The government’s shielding advice aims to help you protect yourself from infection. Shielding advice is guidance. Whether or not you choose to follow it is a personal decision.
- Follow the general guidance for people in your area.
- Stay at home as much as possible.
- You can go outdoors to exercise but you should stay at least 2 metres away from people who aren’t part of your household or support bubble. You might find our 'distance aware' badge a helpful reminder to everyone to social distance when possible. The government also produces some downloadable 'please give me space' badges and cards.
- You can go to medical appointments, including your appointment to be vaccinated.
- Work from home if at all possible. If you can’t work from home, you should not go to work. You might be eligible for the furlough scheme, or you might be able to claim statutory sick pay or employment and support allowance.

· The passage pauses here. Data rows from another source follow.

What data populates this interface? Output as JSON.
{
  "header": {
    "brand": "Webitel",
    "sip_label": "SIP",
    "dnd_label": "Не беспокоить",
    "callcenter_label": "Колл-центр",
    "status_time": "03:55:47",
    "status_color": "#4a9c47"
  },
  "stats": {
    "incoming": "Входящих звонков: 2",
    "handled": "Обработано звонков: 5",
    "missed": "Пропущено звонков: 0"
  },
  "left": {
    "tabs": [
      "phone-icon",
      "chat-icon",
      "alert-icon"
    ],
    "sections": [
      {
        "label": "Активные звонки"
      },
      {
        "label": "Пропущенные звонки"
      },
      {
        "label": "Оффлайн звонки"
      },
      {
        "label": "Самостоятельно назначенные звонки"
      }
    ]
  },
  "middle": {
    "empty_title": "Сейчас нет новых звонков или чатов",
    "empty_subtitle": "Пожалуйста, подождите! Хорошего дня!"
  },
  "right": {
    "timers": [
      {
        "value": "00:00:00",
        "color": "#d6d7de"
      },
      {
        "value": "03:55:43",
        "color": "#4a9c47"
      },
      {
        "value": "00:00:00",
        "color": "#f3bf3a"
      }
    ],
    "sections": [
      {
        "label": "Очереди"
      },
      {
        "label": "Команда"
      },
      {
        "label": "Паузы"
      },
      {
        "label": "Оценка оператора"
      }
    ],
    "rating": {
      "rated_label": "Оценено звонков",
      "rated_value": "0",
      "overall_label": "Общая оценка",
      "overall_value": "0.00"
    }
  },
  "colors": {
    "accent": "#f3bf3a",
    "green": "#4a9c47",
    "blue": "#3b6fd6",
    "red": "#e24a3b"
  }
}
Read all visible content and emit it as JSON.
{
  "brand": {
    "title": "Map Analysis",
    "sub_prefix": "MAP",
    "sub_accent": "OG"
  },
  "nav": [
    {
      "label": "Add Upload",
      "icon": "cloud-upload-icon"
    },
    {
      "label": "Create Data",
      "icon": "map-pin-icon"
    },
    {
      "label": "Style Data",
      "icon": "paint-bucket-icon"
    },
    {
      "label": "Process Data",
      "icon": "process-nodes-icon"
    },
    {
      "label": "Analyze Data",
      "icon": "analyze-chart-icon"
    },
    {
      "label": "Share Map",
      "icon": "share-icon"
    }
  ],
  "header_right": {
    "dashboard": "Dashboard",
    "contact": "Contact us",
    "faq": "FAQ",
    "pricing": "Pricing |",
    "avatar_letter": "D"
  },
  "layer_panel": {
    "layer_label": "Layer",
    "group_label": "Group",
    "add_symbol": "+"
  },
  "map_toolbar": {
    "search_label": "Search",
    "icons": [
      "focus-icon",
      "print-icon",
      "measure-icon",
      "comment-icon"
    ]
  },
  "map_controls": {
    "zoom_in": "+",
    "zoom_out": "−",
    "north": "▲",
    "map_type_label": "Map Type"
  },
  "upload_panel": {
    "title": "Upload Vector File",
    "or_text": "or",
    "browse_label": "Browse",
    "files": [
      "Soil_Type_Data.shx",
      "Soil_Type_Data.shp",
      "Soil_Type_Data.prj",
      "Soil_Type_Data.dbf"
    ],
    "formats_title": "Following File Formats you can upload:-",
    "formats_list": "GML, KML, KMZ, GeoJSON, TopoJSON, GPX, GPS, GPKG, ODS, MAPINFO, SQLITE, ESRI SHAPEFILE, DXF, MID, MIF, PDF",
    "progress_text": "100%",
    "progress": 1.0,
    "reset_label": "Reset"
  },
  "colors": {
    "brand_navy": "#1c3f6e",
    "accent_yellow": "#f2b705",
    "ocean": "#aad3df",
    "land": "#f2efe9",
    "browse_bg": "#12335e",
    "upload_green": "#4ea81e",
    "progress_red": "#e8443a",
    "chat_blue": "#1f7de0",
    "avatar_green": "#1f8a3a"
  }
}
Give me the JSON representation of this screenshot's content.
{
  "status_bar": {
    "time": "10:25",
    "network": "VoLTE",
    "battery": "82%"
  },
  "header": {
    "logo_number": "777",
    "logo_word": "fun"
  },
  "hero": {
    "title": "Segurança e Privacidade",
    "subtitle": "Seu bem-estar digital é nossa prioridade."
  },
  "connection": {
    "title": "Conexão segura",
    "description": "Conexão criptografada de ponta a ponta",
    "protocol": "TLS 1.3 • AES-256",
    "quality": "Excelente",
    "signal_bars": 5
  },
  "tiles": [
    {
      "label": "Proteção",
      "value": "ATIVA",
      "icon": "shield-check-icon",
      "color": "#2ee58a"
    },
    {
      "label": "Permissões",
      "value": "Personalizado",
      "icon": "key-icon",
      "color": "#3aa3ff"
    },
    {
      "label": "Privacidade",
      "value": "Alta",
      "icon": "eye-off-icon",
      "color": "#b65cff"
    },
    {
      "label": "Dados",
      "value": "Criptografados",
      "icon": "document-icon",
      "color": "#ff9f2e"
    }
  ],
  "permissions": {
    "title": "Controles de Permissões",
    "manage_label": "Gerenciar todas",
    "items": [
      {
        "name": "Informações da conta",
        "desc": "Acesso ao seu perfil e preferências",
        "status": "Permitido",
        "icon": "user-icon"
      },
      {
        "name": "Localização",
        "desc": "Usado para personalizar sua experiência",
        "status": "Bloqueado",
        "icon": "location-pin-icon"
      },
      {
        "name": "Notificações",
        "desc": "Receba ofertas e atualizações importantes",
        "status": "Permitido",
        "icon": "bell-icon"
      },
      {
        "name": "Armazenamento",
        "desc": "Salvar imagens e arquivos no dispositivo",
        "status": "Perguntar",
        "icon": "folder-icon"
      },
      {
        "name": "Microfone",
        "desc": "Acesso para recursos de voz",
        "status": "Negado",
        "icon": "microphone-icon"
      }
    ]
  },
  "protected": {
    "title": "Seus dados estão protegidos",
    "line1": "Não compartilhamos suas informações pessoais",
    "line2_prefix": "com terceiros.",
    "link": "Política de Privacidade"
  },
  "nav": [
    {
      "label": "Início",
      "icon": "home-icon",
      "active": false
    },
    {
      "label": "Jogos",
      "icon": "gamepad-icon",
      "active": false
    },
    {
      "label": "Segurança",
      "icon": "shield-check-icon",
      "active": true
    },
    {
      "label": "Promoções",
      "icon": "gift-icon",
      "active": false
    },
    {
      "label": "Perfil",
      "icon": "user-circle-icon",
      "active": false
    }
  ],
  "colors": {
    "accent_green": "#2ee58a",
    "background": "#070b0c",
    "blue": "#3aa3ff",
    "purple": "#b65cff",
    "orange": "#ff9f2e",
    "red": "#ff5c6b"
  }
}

- If you need support to work at home, you might be eligible for help through the Access to Work scheme.
- Other people in your household can still go to work if they can't work from home. Children in your household can continue to go to school if schools are open.
- Children who are extremely vulnerable should not go to school if they have been advised to shield. Their school should provide home-learning resources.
- Try to stay at least 2 metres away from other people in your household or support bubble if you can. This is especially important if they have any symptoms of COVID-19 or if they have been advised to self-isolate.
- Avoid travelling unless it is essential.
- Don’t go to shops if you can avoid it.
- Shop online if you can, or ask friends or family to shop for you.
- Register for priority supermarket deliveries, if you don't already have them.
- Ask friends or family to collect any medicines you need. If you’re not able to do this, you are eligible for free delivery. Contact your usual pharmacy to arrange this.
- Contact the NHS volunteer responders by phone on 0808 196 3646 if you need help getting food or medicine, or for help with transport to and from medical appointments.
- Continue to access your healthcare. This might involve home visits, or phone or video appointments.
- You might be eligible for extra support with food, medicines and care. Your letter should tell you what support is available and how to access it.
If you are clinically extremely vulnerable you should receive a letter from the government with more detailed advice.
You should continue to go to hospital or GP appointments unless your doctor tells you otherwise. Some appointments might be carried out remotely (for example, by phone or online). In-person appointments are still happening when they are needed. NHS Health at home has more information on accessing healthcare remotely.
If you are clinically extremely vulnerable, you are in a priority group for vaccination against COVID-19. You will be contacted to make an appointment when it is your turn to have the vaccine. This might be at a hospital, a community healthcare setting, or a vaccination centre. All settings providing vaccination are COVID-safe.
Even after having the vaccine, it is important to carry on shielding while the impact of the vaccination programme is being assessed.
If you need help arranging transport to an appointment, contact the NHS volunteer responders on 0808 196 3646.
Vitamin D is important to keep your bones and muscles healthy. Your body makes it in your skin when it is exposed to sunlight. In the autumn and winter, or when people spend a lot of time indoors (for example, during shielding), your body can't make enough vitamin D from sunlight. You can get some vitamin D from foods such as oily fish, eggs and meat, but this isn't enough to support a healthy body.
The government recommends that everybody should take vitamin D supplements during autumn and winter. This year, the government in England is providing clinically extremely vulnerable people who registered with a free 4-month supply of vitamin D, with deliveries starting in January. You can register online to receive your supplements. You will need your NHS number, which should be on the letter from the government with more detailed advice.
Visit the government's guidance for more information about the scheme.
There have been some reports that vitamin D might reduce your risk of coronavirus by helping your immune system respond to the virus. At the moment, there is not enough scientific evidence to support this but it is being researched further in clinical trials.